Characterizing the Usage of CI Tools in ML Projects
- Dhia Elhaq Rzig ,
- Foyzul Hassan ,
- Chetan Bansal ,
- Nachiappan Nagappan
ESEM 2022 |
Organized by ACM/IEEE
Background: Continuous Integration (CI) has become widely adopted to enable faster code change integration. Meanwhile, Machine Learning (ML) is being used by software applications for previously unsolvable real-world scenarios. ML projects employ development processes different from those of traditional software projects, but they too require multiple iterations in their development, and may benefit from CI. Aims: While there are many works covering CI within traditional software, none of them empirically explored the adoption of CI and its associated issues within ML projects.

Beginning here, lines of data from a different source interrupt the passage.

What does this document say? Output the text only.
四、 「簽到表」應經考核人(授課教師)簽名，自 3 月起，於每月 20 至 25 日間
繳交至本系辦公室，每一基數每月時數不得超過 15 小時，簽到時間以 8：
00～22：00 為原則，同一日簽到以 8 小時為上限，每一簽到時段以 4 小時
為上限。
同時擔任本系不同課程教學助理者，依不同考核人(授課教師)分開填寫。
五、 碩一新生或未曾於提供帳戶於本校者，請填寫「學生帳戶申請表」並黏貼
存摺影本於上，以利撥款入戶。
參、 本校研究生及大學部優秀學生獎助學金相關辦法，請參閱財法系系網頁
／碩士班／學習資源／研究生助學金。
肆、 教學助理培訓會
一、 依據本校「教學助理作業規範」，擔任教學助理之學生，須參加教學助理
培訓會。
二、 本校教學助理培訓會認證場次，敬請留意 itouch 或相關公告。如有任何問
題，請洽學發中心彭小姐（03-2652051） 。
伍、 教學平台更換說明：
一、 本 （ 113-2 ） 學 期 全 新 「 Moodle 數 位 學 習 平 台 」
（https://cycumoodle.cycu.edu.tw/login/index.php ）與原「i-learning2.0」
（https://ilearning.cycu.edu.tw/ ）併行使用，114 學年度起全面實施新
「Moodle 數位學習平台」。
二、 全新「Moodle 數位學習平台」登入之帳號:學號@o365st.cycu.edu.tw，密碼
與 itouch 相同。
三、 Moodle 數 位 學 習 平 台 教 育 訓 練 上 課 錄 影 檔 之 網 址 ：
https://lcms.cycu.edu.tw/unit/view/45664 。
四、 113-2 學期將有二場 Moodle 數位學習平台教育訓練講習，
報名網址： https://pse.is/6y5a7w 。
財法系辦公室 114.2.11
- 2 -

To address this knowledge gap, we performed an empirical analysis comparing CI adoption between ML and Non-ML projects. Method: We developed TraVanalyzer, the first Travis CI configuration analyzer, to analyze the CI practices of ML projects, and developed a CI log analyzer to identify the different CI problems of ML projects. Results: We found that Travis CI is the most popular CI tool for ML projects, and that their CI adoption lags behind that of Non-ML projects, but that ML projects which adopted CI, used it for building, testing, code analysis, and automatic deployment more than Non-ML projects. Furthermore, while CI in ML projects is as likely to experience problems as CI in Non-ML projects, it has more varied reasons for build-breakage. The most frequent CI failures of ML projects are due to testing-related problems, similar to Non-ML and OSS CI failures. Conclusion: To the best of our knowledge, this is the first work that has analyzed ML projects’ CI usage, practices, and issues, and contextualized its results by comparing them with similar Non-ML projects. It provides findings for researchers and ML developers to identify possible improvement scopes for CI in ML projects.